Nous avons Henri depuis hier matin et nous avons eu la surprise de voir arriver hier soir MMartin[4] également en permission et qui avait déjà passé 3 jours auprès de sa mère. Il repart demain pour rejoindre son Bataillon. Il nous a montré ce matin sur la carte toute sa campagne et nous a fait de bien intéressants récits. Que de souffrances il avoue avoir endurées quoiqu’il soit parmi ceux qui ne se plaignent pas. Il va très bien, malgré cette vie rude et est toujours le même physiquement élargi de poitrine pourtant.

Jacques[5] est parti ce matin pour Angers, un peu triste sans doute, mais avec l’espoir de ne pas repartir tout de suite pour le front ; (il en serait d’ailleurs matériellement incapable et n’est pas guéri) de sorte qu’il aura quelque chance de ne pas quitter définitivement les siens.

Comment le commandant Fourcroy[6] est-il à la Braconne ? à quel titre ? Si tu le revois, demande-lui si sa femme est à Paris et à quelle adresse. C’est dommage que tu ne l’aies pas reconnu. Mais sans doute ne le connaissais-tu que de nom. Tu sais qu’il a 2 filles : Valentine 17 ans et Colette 14 à 15.

Anne Marie[7] s’est levée un instant aujourd’hui et M. Barth[8] a un peu élargi son régime qui se réduisait au lait français et bulgare.

Michel[9] et Suzanne[10] ont été enchantés de se revoir Dimanche et de se remémorer les joyeux souvenirs de Calais. Aussi Michel est-il parti tard pour le patronage et y a-t-il trouvé le désordre. Où est la poigne de Pierre[11] ? Les deux confrères fournis par de Bazelaire ne sont pas venus, de sorte que Michel ne les aura qu’un Dimanche. C’est peu pour les mettre au courant.

J’ai eu aujourd’hui la visite d’Hélène Dupont[12] qui est venue dire adieu à Marc sur le point de repartir.

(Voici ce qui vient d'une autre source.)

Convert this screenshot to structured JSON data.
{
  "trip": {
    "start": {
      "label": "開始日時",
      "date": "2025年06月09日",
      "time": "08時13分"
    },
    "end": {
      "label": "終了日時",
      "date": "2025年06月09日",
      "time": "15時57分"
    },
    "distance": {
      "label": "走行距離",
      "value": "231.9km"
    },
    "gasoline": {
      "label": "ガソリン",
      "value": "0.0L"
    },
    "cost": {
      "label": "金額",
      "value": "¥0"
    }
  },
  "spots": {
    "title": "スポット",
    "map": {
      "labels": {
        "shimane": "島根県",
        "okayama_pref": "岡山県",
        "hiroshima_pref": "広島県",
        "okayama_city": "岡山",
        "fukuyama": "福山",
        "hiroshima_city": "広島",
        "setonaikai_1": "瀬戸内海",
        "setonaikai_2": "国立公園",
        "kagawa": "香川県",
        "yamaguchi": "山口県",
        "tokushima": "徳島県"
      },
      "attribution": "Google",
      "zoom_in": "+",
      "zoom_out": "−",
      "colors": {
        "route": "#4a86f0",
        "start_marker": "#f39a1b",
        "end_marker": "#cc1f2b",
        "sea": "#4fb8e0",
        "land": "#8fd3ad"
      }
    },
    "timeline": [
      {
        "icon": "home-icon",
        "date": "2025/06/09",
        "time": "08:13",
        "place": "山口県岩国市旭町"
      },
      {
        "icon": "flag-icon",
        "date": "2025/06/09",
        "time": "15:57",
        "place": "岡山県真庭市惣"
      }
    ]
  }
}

Ton papa[13] se joint à moi pour t’embrasser tendrement. Emy

Nous n’avons rien reçu de Pierre qui a quitté Fontainebleau samedi pour Valréas.


Notes

  1. En-tête imprimé.
  2. Henri Degroote.
  3. Jacques, enfant non identifié.
  4. Edouard Martin.
  5. Jacques Froissart, frère de Louis.
  6. Albert Georges Fourcroy.
  7. Anne Marie Degroote.
  8. Probablement Jules Ernest Henri Barth.
  9. Michel Froissart, frère de Louis.
  10. Probablement Suzanne Compadre, épouse de François Marie Ladislas de La Chaise.
  11. Pierre Froissart, frère de Louis.
  12. Hélène Barroux, épouse de Marc (Ghislain) Dupont.
  13. Damas Froissart.

Notice bibliographique

D’après l’original

Pour citer cette page

« Mardi 18 janvier 1916. Lettre d’Emilie Mertzdorff, épouse de Damas Froissart (Paris) à son fils Louis Froissart (Camp de La Braconne) », Une correspondance familiale (C. Dauphin et D. Poublan eds.), https://lettresfamiliales.ehess.fr/w/index.php?title=Mardi_18_janvier_1916&oldid=56681 (accédée le 4 octobre 2022).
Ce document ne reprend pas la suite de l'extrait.